Use it, then, my dear friend; accept the assistance you could so well return. Obey me; I shall judge of you by your resolution at this crisis: on it depends your fate, and my friendship.

Your sincere and affectionate CAROLINE.


LETTER VI.

CAROLINE TO LADY V——.

Just before she went to France.

The time is now come, Lady V——, when I must bid you an eternal adieu. With what deep regret, I need not, Julia, I cannot tell you.

I burned your letter the moment I had read it. Your past confidence I never will betray; but I must renounce all future intercourse with you. I am a sister, a wife, a mother; all these connexions forbid me to be longer your friend. In misfortune, in sickness, or in poverty, I never would have forsaken you; but infamy I cannot share. I would have gone, I went, to the brink of the precipice to save you; with all my force I held you back; but in vain. But why do I vindicate my conduct to you now? Accustomed as I have always been to think your approbation necessary to my happiness, I forgot that henceforward your opinion is to be nothing to me, or mine to you.

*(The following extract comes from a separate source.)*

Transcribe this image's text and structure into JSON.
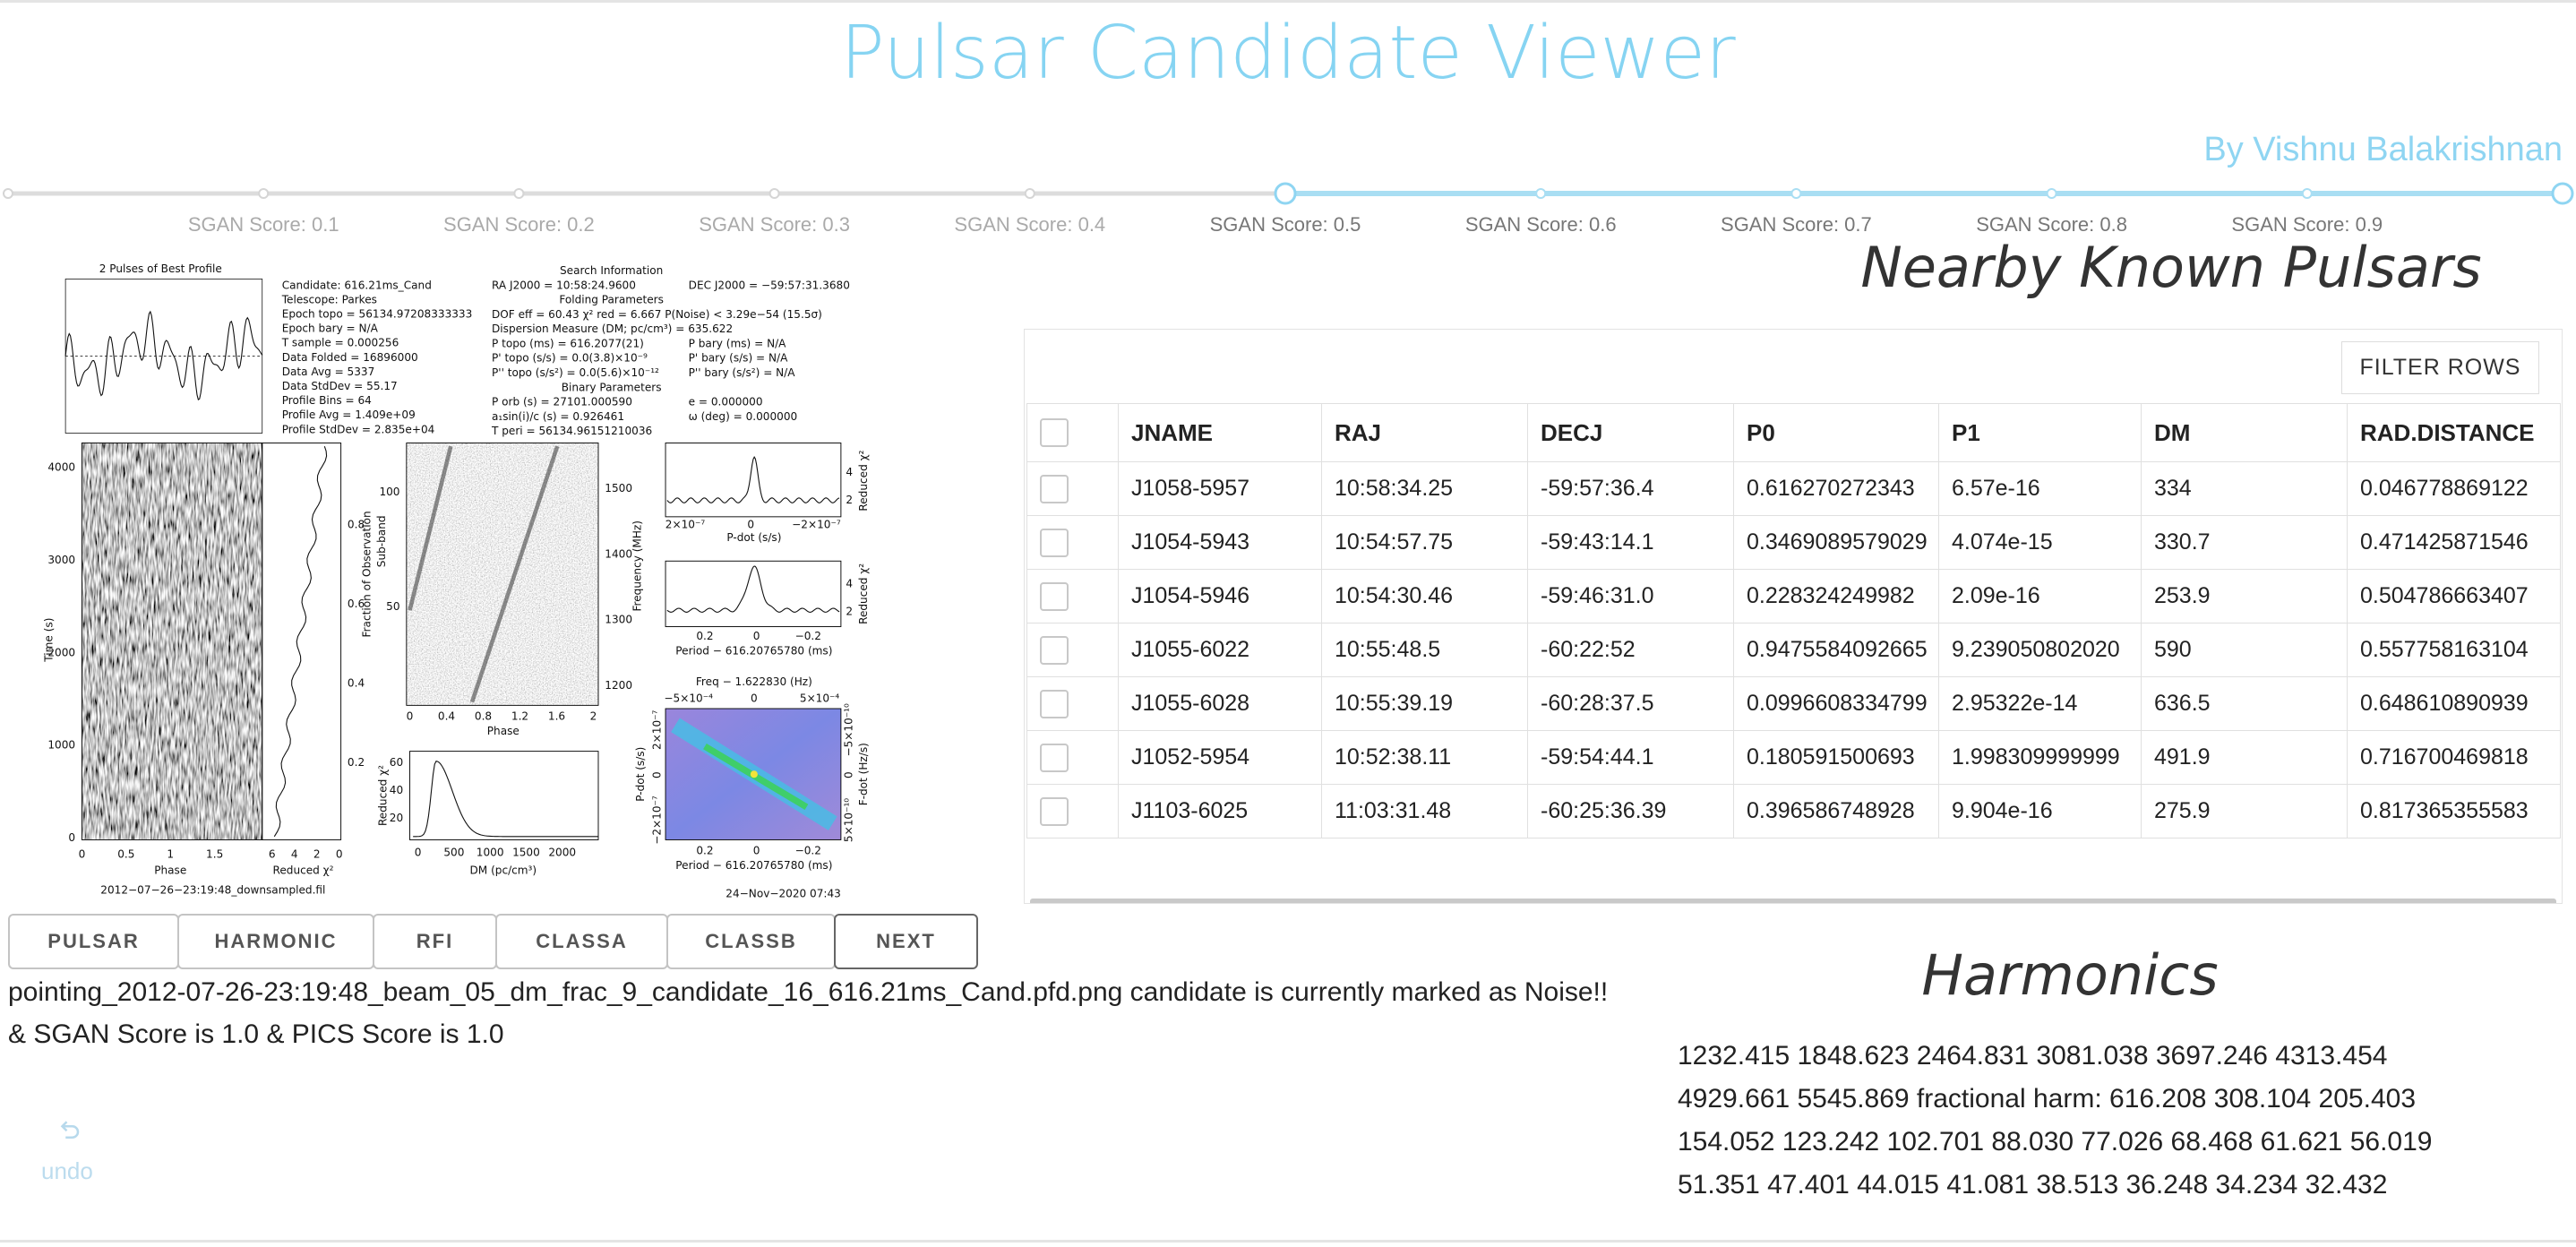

Oh, Julia! the idea, the certainty, that you must, if you live, be in a few years, in a few months, perhaps, reduced to absolute want, in a foreign country—without a friend—a protector, the fate of women who have fallen from a state as high as yours, the names of L——, of G——, the horror I feel at joining your name to theirs, impels me to make one more attempt to save you.

Companion of my earliest years! friend of my youth! my beloved Julia! by the happy innocent hours we have spent together, by the love you had for me, by the respect you bear to the memory of your mother, by the agony with which your father will hear of the loss of his daughter, by all that has power to touch your mind—I conjure you, I implore you to pause!—Farewell!